Under current NBA rules, Walker is eligible at any time to sign an extension, which would kick in after the 2004-05 season. He is eligible to receive a 12.5 percent increase over the final year of his deal, which is $14.625 million. If he were to get the extension, his salary for 2005-06 would start at around $16.45 million. That would mean the Celtics would be paying more than $43 million to three players (Walker, Paul Pierce, and Vin Baker) in the 2004-05 season. And even more the following year.
If the Celtics don't give him the extension, they run the risk of losing him or making him angry. But here's what Higgins and the Celtics owners both know: There won't be many teams with the money to pay Walker anything close to the first-year extension figure. So they could be negotiating against themselves.
The same scenario applies to the other might-be free agents. What teams could have so much money under the cap in 2004 that they'd be an obvious attraction, the way San Antonio will be this summer? A quick read of the team payrolls indicates that the Clippers, Denver, Utah, New Orleans, and Orlando might have money that summer. (The Clippers undoubtedly will. They always have it. They just never spend it.) Utah and Denver might have it if they don't go hog-wild this summer. The Magic might have it if Grant Hill's numbers come off the cap.
Another team that will have money that summer: expansionista Charlotte. But what player of that caliber is going to want to go to a start-up? There's talk that Memphis's Jerry West will try to unload some contracts to get enough money to take a run at Bryant. He may be able to do that if he can unload Wesley Person and Brevin Knight and if Big Country Reeves's contract can come off the books because of retirement/injury.
The Lakers, however, have basically given Bryant an extension — three years for nearly $55 million. It's sitting on the proverbial desk, waiting for his signature. But Kobe is in no hurry to sign — he's had nine months to think it over — and seems inclined to wait until there's a new collective bargaining agreement. (The current one expires in 2004, with the owners having an option to extend it to 2005.) Marbury seems to have found a home in Phoenix, but the Suns will already be paying huge dollars to Penny Hardaway and Shawn Marion. You have to think the Sixers will try to hang on to Iverson, and you have to think the Celtics and Walker will find a way to make it work.
More intriguing will be Garnett. He is due to make an astonishing $28 million next season. He's making an astonishing $25.2 million this season. You'll see Kevin McHale at a PETA rally before Minnesota gives Garnett an extension over and above what he's already making. It can't. It'd be financial suicide.
The Lakers went proactive with Shaquille O'Neal when he was eligible to sign an extension; O'Neal is signed through 2005-06 at ridiculous numbers. But he's also got three rings, three NBA Finals MVP awards, and remains the single most dominating player in the game. He also is eligible this summer to do another three-year extension that could add another $120 million to his vast reserves. (He would be getting around $44 million a year at the age of 37 if he signs it, and it's for the maximum numbers.)

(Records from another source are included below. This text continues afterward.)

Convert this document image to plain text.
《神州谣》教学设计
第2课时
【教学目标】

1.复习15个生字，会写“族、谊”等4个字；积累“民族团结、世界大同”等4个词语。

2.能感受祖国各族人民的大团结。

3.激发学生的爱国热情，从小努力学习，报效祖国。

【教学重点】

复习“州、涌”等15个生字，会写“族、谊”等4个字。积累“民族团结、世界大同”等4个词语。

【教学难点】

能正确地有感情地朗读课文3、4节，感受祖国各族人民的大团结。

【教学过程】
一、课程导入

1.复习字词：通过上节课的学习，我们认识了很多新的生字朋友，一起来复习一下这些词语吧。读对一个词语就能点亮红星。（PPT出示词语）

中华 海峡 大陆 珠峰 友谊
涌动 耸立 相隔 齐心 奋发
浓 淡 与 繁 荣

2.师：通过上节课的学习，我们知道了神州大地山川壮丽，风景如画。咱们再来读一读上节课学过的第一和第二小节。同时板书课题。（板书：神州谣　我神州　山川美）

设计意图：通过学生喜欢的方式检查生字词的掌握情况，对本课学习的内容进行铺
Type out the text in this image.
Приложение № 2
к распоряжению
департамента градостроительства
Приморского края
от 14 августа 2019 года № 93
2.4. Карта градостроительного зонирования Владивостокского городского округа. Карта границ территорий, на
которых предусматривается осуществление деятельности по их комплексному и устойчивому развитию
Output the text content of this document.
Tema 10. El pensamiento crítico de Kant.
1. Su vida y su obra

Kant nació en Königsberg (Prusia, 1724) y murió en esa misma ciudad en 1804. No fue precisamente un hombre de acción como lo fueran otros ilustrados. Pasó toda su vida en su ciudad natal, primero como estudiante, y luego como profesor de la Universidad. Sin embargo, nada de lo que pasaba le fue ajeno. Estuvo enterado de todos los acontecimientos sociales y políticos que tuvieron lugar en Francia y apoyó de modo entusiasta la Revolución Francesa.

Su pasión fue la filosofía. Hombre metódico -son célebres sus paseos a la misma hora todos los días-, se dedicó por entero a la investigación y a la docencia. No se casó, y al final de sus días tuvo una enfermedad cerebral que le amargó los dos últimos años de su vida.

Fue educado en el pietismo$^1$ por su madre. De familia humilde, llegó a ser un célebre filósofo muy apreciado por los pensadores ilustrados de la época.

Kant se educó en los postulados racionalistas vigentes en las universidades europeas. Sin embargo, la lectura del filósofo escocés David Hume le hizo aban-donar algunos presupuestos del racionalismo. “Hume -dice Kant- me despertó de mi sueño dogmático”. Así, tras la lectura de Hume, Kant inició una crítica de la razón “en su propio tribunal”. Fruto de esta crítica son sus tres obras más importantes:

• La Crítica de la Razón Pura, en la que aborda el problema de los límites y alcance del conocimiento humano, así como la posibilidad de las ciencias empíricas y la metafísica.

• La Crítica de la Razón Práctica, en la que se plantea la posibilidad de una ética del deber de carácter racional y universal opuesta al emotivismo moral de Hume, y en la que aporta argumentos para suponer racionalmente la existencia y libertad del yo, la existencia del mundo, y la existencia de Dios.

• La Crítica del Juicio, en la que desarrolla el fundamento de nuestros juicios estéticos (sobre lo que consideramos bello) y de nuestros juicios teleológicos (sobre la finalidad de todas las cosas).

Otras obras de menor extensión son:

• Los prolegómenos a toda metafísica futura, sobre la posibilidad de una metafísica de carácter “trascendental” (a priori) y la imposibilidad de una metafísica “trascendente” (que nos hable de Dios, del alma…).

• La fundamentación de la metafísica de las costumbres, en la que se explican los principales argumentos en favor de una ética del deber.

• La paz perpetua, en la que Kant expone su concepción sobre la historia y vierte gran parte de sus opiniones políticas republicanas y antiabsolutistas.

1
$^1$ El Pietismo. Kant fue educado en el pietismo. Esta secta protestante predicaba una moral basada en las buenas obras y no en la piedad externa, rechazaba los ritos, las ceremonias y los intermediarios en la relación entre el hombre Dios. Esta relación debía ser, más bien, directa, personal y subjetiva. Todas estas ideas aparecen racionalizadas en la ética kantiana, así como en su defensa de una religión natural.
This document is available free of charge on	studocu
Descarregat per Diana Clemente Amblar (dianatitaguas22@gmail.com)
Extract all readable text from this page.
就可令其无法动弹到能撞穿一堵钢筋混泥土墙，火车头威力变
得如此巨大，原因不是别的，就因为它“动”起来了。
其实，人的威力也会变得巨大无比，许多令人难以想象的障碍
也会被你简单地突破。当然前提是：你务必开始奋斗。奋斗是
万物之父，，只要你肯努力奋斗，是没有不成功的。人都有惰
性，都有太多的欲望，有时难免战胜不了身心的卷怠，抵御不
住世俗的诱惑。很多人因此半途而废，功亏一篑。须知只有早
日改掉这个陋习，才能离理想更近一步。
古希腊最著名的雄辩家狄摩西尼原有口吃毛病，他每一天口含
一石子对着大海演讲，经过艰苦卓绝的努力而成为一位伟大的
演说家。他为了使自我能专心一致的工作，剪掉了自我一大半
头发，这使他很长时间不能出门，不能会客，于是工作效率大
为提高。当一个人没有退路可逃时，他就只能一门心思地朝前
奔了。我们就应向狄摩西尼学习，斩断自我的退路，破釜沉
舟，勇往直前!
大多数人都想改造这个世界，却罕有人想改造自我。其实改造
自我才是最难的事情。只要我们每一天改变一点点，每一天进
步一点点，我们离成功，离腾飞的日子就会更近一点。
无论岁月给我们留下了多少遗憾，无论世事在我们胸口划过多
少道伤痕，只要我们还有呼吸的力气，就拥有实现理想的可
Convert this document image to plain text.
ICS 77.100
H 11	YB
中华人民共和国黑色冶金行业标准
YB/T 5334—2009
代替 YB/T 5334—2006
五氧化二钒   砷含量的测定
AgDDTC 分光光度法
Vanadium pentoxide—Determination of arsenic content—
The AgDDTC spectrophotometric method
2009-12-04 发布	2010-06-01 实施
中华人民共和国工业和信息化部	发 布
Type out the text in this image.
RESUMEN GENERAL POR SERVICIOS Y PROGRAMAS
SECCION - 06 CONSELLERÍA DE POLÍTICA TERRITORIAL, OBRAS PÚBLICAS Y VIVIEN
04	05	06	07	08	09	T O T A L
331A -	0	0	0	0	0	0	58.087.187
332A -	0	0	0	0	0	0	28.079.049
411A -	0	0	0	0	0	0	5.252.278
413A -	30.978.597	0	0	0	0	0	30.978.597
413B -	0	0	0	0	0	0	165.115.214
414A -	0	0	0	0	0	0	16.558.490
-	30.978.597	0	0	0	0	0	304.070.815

Garnett has not even won a playoff series, although it isn't for lack of effort or talent. Unless the Wolves move him, the negotiations for a new deal are going to be very interesting. How high will Minnesota go? How low will KG go? Most of us could find a way to live on $15 million-$16 million a year, especially if we'd earned $53 million in the last two. But that's not how these things go when the agents, financial guys, and posses start getting involved. They look at it as a 50 percent pay cut.
By next fall, we should have a clearer picture of where these guys are liable to be. The guess is that most of them, with the exception of Brand, will stay put because they're needed, they seem to like where they are, and there aren't a whole lot of attractive options to go elsewhere.